Well, that didn’t take long.
Wes Streeting had a sudden mental infection over the weekend. By this afternoon, the spin doctors had operated on him. There was no waiting list for Wes. It was a great success. The patient died but the operation succeeded.
In the Sunday Telegraph, Streeting had told the world of his dissatisfaction with the NHS. That they expected ever larger sums of money for doing the same things badly. That any talk of reform was forbidden, and regarded as bigotry. He said that he now understood the NHS wasn’t always, entirely and absolutely there for the sake of its patients. He had come to the conclusion that so many of us have. His conclusion? Reform or die!
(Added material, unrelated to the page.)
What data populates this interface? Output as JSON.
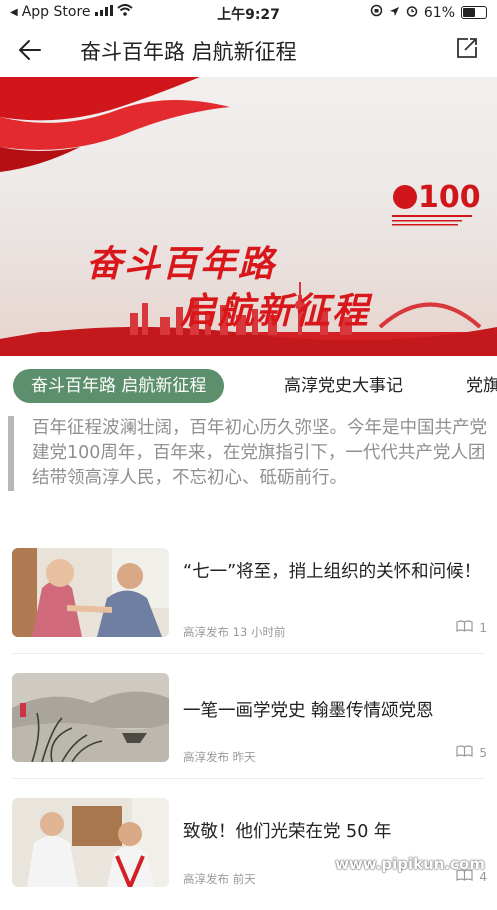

His remarks were read by Conservatives as a short-term gift and a long-term threat. If Labour felt able to criticise the NHS on the basis of patient care, they would take a very large considerable slice of the Tory swing vote. Because, whatever the Mirror says about support for the nurses’ strike (running somewhere north of 110% according to their polling) the post-Covid public are beginning to sense there is something wrong with this massive, malformed, malfunctioning medical megalopolis.
Alas, in his Urgent Question, Wes Streeting took it all back. He was banging pots for the NHS. The dysfunctional organisation wasn’t to blame in any way – the strikes were entirely the work of Tories. All it needed was a few minutes of the Minister’s time to talk to the nurses – yes, only a a few minutes. And they couldn’t even do that. They couldn’t even do the (etc)… “The power to stop the strikes is in their hands!” he declared. But the Tories wouldn’t because they had a plan – “a disgusting plan” and he demanded to know whether the minister wasn’t embarrassed by the Government’s behaviour.
The minister said the nurses had been given 3% last year, were asking for 5% above RPI this year, and that what they were asking for amounted to 6.5% of the NHS budget. He also mentioned that the private sector wouldn’t be getting a 19% pay increase any time soon. That sounded like a complete case for dry-as-dust, uncaring, conservative-minded listeners (it’s not as easy as it looks being like this, you know).
Mr Streeting is clear – or nearly clear – of a cancer. His August scan would have confirmed him healthy, had it taken place; we all hope that it will when the time comes, and wish him well. On Sunday, he voiced what very many of us think: it’s only natural that personal experience modifies one’s political ideas. He will surely be aware that with a record 7.5 million on waiting lists, that constituency is growing.